Many studies indicate high rates of mortality for nonsurgical patients, especially after one year. Surgical treatment compared with conservative treatment, in fact, reduces the likelihood of leg deformities, reduces the length of admission, and leads to a more effective rehabilitation [334]. Not everyone, however, agrees on a relationship between preoperative hospitalization and mortality [9, 16, 17]. In our study, postoperative mortality was 19.7% at two years. We performed models that permitted to distinguish a significant increased of risk in the first two day after surgery and a significant reduction thereafter with this effect still evident also for late mortality. The increased risk of death in the first two days after surgery is probably due possible postoperative complications, as well as to those factors, not identified in this study, such as organization and preoperative evaluation. Roche and colleagues [19], in a prospective study on post-operative complications among the elderly operated on for hip fracture, reported that among patients with multiple comorbidities, there is a high risk of developing pulmonary and cardiac complications following surgery associated with 3 and 8% higher 30-day mortality, respectively, than those without comorbidities.

Assessing the risk of mortality linked to annual surgical volume of a facility is more controversial: this work showed a significant increased risk in the period 30-180 days after hospital admission for those who had been recovered in hospitals with a medium volume of hip fracture surgery. This result is similar to that of another Italian study [17], yet there are other recent studies on the subject that have not revealed any differences [35]. Contrasting results could be due to the fact that volume activity is an indicator of other characteristics of the facility that are not always easy to assess or residual confounding due to a worse case-mix in larger hospitals.

The multilevel analysis introduced in the Cox model (shared frailties Cox regression model), showed that there is a correlation between patients recovered in the same hospital (theta < 0.05), therefore we have a heterogeneity between the hospital with a latent common group effect. The model used assumes, in fact, that survival times can be considered independent, conditionally on the random effect shared. The statistical model used took into account the non-independence of observations at the same time allowing for the simultaneous analysis of the variables that "come" from the different facilities.

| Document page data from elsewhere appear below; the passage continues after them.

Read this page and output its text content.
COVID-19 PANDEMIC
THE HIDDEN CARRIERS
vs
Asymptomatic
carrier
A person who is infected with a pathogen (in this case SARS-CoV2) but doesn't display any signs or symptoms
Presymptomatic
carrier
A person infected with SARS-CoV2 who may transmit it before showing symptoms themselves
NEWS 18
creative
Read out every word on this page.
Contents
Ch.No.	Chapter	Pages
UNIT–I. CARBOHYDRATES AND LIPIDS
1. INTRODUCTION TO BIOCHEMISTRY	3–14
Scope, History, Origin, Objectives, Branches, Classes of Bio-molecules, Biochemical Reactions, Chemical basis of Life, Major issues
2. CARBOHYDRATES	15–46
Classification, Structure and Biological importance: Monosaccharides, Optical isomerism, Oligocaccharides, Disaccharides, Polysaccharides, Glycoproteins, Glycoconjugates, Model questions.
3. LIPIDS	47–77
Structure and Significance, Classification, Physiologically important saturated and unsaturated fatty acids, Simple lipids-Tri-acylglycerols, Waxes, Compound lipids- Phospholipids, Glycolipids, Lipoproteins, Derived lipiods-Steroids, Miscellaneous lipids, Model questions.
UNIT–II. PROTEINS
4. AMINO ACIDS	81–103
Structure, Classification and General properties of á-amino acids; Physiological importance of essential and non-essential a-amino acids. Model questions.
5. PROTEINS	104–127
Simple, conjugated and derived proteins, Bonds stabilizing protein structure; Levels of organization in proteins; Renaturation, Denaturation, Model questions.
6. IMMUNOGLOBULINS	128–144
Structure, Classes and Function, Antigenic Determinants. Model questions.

The study has some limitations that need to be highlighted. First, the cohort was analyzed only in relation to the explanatory variables from the index hospitalization and with little additional information related to medical conditions and complications after discharge. In addition, health databases were used that were not created exclusively for epidemiological analyses.

The limits described above, however, can be counterbalanced with some merits. The study is "area-based" and no selection was made of patients or of medical facility - it is perfectly representative of the real circumstances of an Italian region. Furthermore, an original feature of the study is that we investigated the determinants of early, intermediate and late mortality from hospital admission by integrating various medical archives, (i.e., mortality registry, RHD, and the Inpatient Rehabilitation registry) providing additional information useful to evaluate parameters potentially related to the outcome.

Conclusions

Our study suggests that both clinical and organizational factors of acute care treatment are associated with the risk of early mortality and that risk increases when we consider intermediate term mortality. In two-year post-admission mortality, however, only age, male gender, cognitive problems and the presence of other comorbidities remain significant but with less risk than in earlier periods. This result could indicate that, among those who survived 6 months, other factors occurring after the fracture event play a important role.